NU Wildcats Led by Prof. Guo Reach Finals at 2014 DARPA Spectrum Challenge
The Wildcats were lead by Dongning Guo, Associate Professor and included EECS students.
On March 19-20, 2014, Team Wildcats of Northwestern University advanced to the final event of the DARPA Spectrum Challenge--a national competition to develop advanced radio techniques capable of communicating in congested and contested electromagnetic environments without direct coordination or spectrum preplanning.
The Wildcats were lead by Dongning Guo, Associate Professor and included EECS students, which included 395/495 A Hands-on Course in Communication Systems students Xu Chen, Binnan Zhuang, Fei Teng, Ryan Keating, Zhiyi Zhou, Brock Burdyl, Cheng Chen, Mingjun Li, Motoki Mizoguchi and others who are also passionate about digital communications (Tsung-Yi Chen, Xu Li, John Grosspietsch, Ben Honig).
The competitors at the final event represented the 15 finalists out of the 90 teams that initially registered for the qualifying tournament more than a year ago. Academic institutions from around the country comprised 12 of the 15 teams, while the remaining three teams were individual radio hobbyists and practitioners working on their own time. The final event took place at DARPA's offices in Arlington, VA. See full results.
"The Spectrum Challenge exceeded expectations for stimulating new technologies and attracting new talent," said Dan Kaufman, director of DARPA's Information Innovation Office, which oversaw the Spectrum Challenge.
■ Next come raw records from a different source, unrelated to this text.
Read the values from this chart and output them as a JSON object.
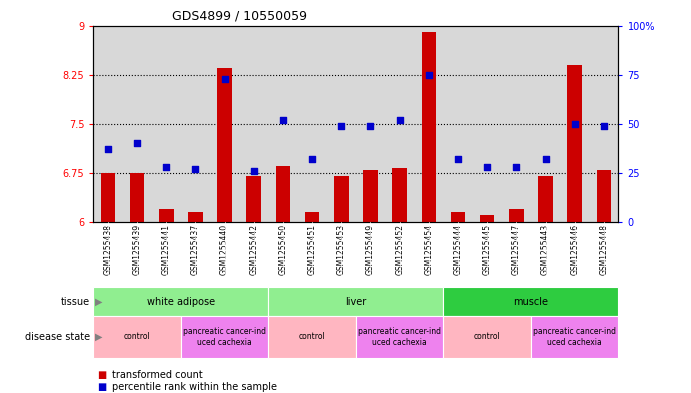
{
  "title": "GDS4899 / 10550059",
  "samples": [
    "GSM1255438",
    "GSM1255439",
    "GSM1255441",
    "GSM1255437",
    "GSM1255440",
    "GSM1255442",
    "GSM1255450",
    "GSM1255451",
    "GSM1255453",
    "GSM1255449",
    "GSM1255452",
    "GSM1255454",
    "GSM1255444",
    "GSM1255445",
    "GSM1255447",
    "GSM1255443",
    "GSM1255446",
    "GSM1255448"
  ],
  "red_values": [
    6.75,
    6.75,
    6.2,
    6.15,
    8.35,
    6.7,
    6.85,
    6.15,
    6.7,
    6.8,
    6.82,
    8.9,
    6.15,
    6.1,
    6.2,
    6.7,
    8.4,
    6.8
  ],
  "blue_percentiles": [
    37,
    40,
    28,
    27,
    73,
    26,
    52,
    32,
    49,
    49,
    52,
    75,
    32,
    28,
    28,
    32,
    50,
    49
  ],
  "ylim_left": [
    6,
    9
  ],
  "ylim_right": [
    0,
    100
  ],
  "yticks_left": [
    6,
    6.75,
    7.5,
    8.25,
    9
  ],
  "yticks_right": [
    0,
    25,
    50,
    75,
    100
  ],
  "hlines": [
    6.75,
    7.5,
    8.25
  ],
  "tissue_groups": [
    {
      "label": "white adipose",
      "start": 0,
      "end": 5,
      "color": "#90EE90"
    },
    {
      "label": "liver",
      "start": 6,
      "end": 11,
      "color": "#90EE90"
    },
    {
      "label": "muscle",
      "start": 12,
      "end": 17,
      "color": "#2ECC40"
    }
  ],
  "disease_groups": [
    {
      "label": "control",
      "start": 0,
      "end": 2,
      "color": "#FFB6C1"
    },
    {
      "label": "pancreatic cancer-ind\nuced cachexia",
      "start": 3,
      "end": 5,
      "color": "#EE82EE"
    },
    {
      "label": "control",
      "start": 6,
      "end": 8,
      "color": "#FFB6C1"
    },
    {
      "label": "pancreatic cancer-ind\nuced cachexia",
      "start": 9,
      "end": 11,
      "color": "#EE82EE"
    },
    {
      "label": "control",
      "start": 12,
      "end": 14,
      "color": "#FFB6C1"
    },
    {
      "label": "pancreatic cancer-ind\nuced cachexia",
      "start": 15,
      "end": 17,
      "color": "#EE82EE"
    }
  ],
  "bar_color": "#CC0000",
  "dot_color": "#0000CC",
  "bg_color": "#D8D8D8",
  "bar_width": 0.5,
  "tissue_label_color": "#808080",
  "disease_label_color": "#808080"
}
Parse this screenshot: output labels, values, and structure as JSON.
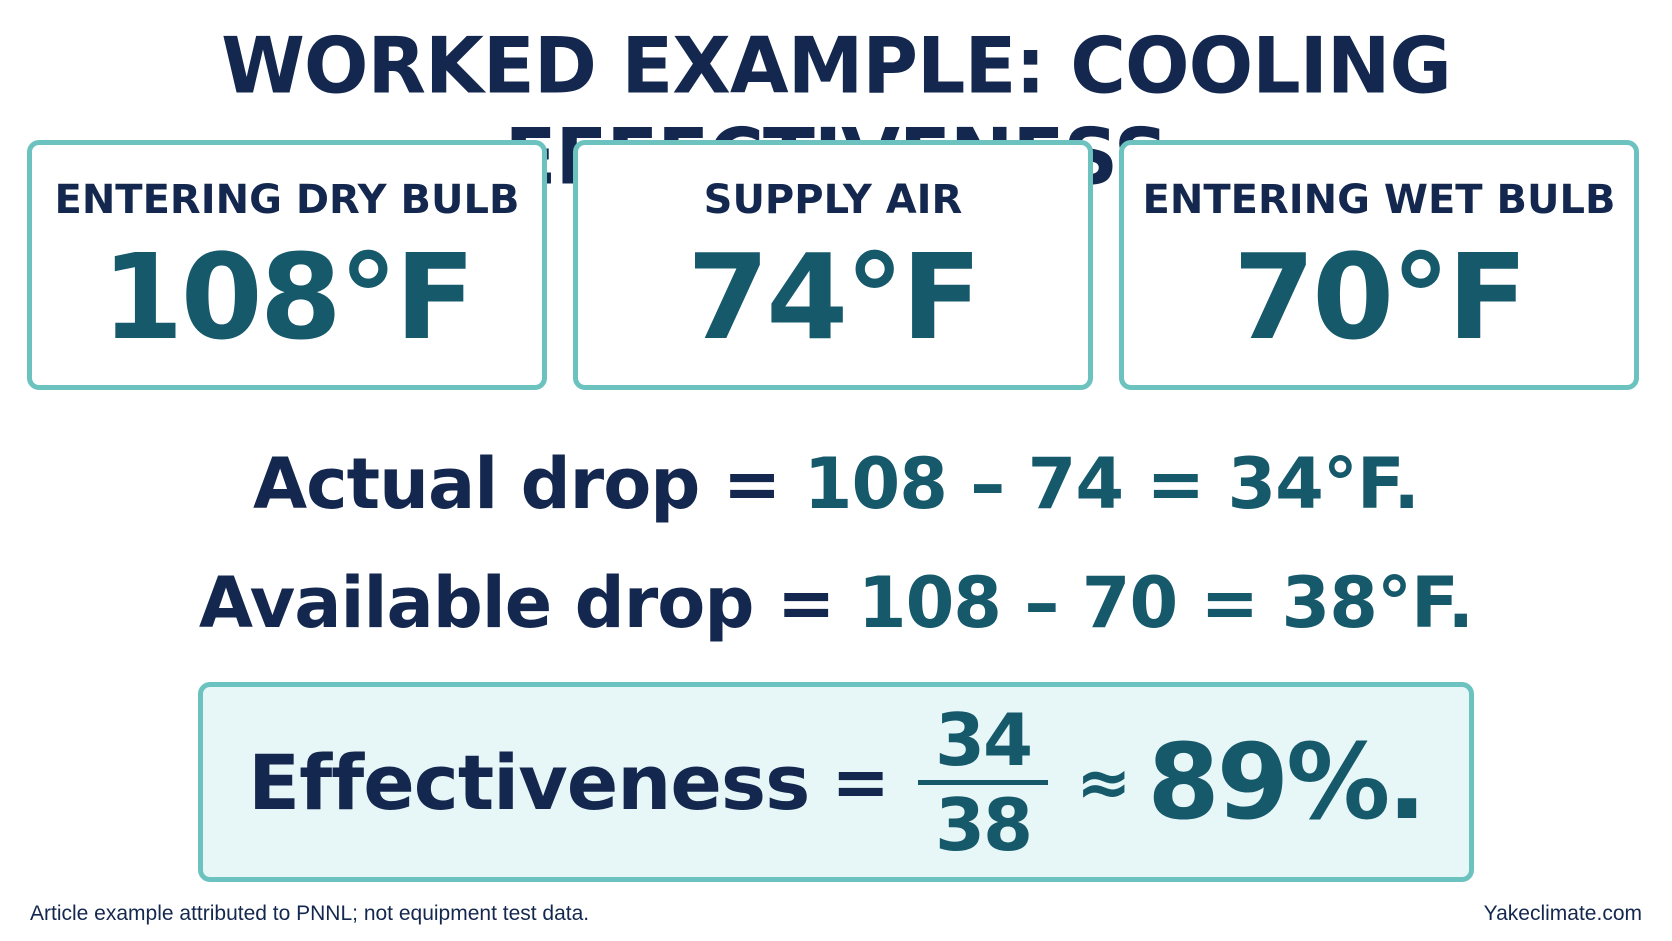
{
  "title": "WORKED EXAMPLE: COOLING EFFECTIVENESS",
  "cards": [
    {
      "label": "ENTERING DRY BULB",
      "value": "108°F"
    },
    {
      "label": "SUPPLY AIR",
      "value": "74°F"
    },
    {
      "label": "ENTERING WET BULB",
      "value": "70°F"
    }
  ],
  "equations": {
    "actual": {
      "label": "Actual drop =",
      "expression": "108 – 74 = 34°F."
    },
    "available": {
      "label": "Available drop =",
      "expression": "108 – 70 = 38°F."
    }
  },
  "result": {
    "label": "Effectiveness",
    "equals": "=",
    "numerator": "34",
    "denominator": "38",
    "approx": "≈",
    "value": "89%."
  },
  "footer": {
    "note": "Article example attributed to PNNL; not equipment test data.",
    "brand": "Yakeclimate.com"
  },
  "colors": {
    "navy": "#14284f",
    "teal": "#15596b",
    "border": "#6cc2bf",
    "result_bg": "#e7f6f7"
  }
}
Although Team Wildcats did not advance to the championship round to claim any of the $200,000 prize, qualifying as a finalist and participating in the final event was quite an achievement and learning experience for the team. The competition has been the first opportunity for EECS students to apply knowledge gained from their many different courses and apply what they have learned into building a reliable broadband digital communication system from end to end.
"The sophistication of the solutions that the teams developed really impressed us," said Yiftach Eisenberg, DARPA program manager. "We want to continue to work with industry and academia to build upon the achievements we have seen so far." It turned out that Wildcats not only participated, but also organized the event, as Dr. Eisenberg himself received his Ph.D. degree from Northwestern.
The DARPA Spectrum Challenge is a competition to demonstrate a radio protocol that can best use a given communication channel in the presence of other dynamic users and interfering signals. The Challenge is not focused on developing new radio hardware, but instead was targeted at finding strategies for guaranteeing successful communication in the presence of other radios that may have conflicting co-existence objectives. The Spectrum Challenge entails head-to-head competitions between each team’s radio protocol and an opponent’s in a structured testbed environment. The Challenge awards first place teams in the preliminary event, and first and second place teams in the final event with cash prizes totaling $200,000.